About 15 “community insiders” were invited and attended his appearance. What a performance! The whole hour of his event was spent on his railing against Washington. As he called those people up there: the KNOW IT ALLS! The KNOW IT ALLS? What’s that about?
A big man in space, and a sitting U.S. Senator, in the greatest nation in the world, and he’s miniaturized his record, Florida, and himself, into a nothing.
Inferiority Complex?
His present forthright position, avoiding irritating the perpetually irritable left wing of the Democratic Party, may stave off a primary challenge, but opens up the question of his re-election chances with the main stream of the State. Has his inferiority complex driven him to abandon North Florida values? Playing the big man to the perpetually irritable liberal wing of the Democrats won’t win his re-election through the votes of North Floridians.
The Numbers
As of Monday, at least 35 Democrats had come out against the constitutionalist, Gorsuch, with so-far three Democrats saying they would not uphold a filibuster. The 52 Senate Republicans need at least eight to join them in cutting off debate and forcing an up or down vote, which Majority Leader Mitch McConnell, R of Ky., has said will come on April 7.
This columnist can see at least three more votes to stop a filibuster, and allow an up or down vote. A Senator from these three states: Maine, Montana, and Missouri. That would make 6, still shy 2 Senators.
Nuclear option
If necessary, McConnell has said he will go for the “nuclear option,” changing the procedural rules for Senate voting, by changing the requirement from 60 to just one more than half, for confirmations of U.S. Supreme Court nominees.

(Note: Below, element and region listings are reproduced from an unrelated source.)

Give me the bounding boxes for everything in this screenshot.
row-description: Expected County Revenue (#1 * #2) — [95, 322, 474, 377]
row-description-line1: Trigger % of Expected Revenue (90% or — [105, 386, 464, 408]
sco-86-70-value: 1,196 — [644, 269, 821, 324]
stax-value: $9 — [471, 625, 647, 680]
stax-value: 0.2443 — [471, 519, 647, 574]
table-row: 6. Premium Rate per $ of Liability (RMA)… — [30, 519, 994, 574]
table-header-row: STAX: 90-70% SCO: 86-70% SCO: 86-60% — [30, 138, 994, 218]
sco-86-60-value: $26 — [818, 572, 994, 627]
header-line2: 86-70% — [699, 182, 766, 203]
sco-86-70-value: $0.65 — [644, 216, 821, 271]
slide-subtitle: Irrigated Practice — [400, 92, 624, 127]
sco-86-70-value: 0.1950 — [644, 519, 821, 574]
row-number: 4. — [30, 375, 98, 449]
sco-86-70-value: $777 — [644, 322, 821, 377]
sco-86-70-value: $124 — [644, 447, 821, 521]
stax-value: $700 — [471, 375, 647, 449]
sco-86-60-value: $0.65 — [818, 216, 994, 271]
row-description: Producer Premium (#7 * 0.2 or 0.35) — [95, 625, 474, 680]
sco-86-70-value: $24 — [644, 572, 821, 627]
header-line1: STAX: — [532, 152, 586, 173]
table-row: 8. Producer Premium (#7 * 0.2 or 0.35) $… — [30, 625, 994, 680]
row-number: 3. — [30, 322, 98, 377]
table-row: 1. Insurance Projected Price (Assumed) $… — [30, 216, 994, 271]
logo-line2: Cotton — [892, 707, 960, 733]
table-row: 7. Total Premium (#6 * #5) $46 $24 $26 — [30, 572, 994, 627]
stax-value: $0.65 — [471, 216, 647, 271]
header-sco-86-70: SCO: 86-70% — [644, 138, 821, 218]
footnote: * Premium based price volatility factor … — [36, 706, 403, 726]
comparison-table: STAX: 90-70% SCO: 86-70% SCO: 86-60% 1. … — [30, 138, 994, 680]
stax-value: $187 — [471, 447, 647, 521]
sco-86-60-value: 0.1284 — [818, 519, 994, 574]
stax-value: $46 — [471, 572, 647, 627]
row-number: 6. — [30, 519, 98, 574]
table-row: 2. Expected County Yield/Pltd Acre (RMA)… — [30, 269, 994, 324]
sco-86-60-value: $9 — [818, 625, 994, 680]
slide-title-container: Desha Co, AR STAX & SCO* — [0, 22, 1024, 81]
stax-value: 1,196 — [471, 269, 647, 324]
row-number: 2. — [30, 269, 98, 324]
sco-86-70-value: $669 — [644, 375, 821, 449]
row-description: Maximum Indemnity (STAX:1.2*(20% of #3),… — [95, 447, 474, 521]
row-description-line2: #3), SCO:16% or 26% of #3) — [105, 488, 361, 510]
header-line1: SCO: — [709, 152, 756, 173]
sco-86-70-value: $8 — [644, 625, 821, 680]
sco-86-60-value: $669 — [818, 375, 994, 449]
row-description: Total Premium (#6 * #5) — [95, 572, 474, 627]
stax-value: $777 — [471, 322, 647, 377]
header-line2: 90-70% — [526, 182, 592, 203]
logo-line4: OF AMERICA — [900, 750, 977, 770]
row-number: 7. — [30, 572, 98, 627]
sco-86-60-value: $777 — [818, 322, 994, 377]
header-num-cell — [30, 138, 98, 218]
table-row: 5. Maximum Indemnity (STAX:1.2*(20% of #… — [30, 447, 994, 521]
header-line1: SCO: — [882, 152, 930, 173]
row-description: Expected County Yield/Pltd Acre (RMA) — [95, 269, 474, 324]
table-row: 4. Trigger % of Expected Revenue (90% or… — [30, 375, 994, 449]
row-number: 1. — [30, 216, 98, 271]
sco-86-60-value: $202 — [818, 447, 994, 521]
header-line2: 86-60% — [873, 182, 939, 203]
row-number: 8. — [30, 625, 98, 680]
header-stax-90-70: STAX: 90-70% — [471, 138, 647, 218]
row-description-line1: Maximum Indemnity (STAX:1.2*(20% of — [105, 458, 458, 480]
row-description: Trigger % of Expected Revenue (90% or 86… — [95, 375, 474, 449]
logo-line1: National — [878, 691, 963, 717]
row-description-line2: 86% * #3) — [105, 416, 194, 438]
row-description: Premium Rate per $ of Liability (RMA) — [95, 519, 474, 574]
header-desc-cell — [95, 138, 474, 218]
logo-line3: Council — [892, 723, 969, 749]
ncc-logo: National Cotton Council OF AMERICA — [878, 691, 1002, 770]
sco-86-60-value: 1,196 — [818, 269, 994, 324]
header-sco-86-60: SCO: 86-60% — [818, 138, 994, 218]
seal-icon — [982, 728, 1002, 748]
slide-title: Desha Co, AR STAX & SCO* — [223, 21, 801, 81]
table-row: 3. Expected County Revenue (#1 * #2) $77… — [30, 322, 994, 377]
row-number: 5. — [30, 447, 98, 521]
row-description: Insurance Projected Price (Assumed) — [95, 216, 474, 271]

Earlier, in 2013, Senate Majority Leader Harry Reid, D of Nv., had made that change for the confirmation of federal judges.
What’s at stake?
This columnist has seen a lot of changes in his life time. Curiously enough, most of those changes have been made by the courts. Important decisions are no longer made by the Congress. Think of school prayer, the bathrooms, the death sentence, obscenity on television, agency interpretations of the law, and on and on.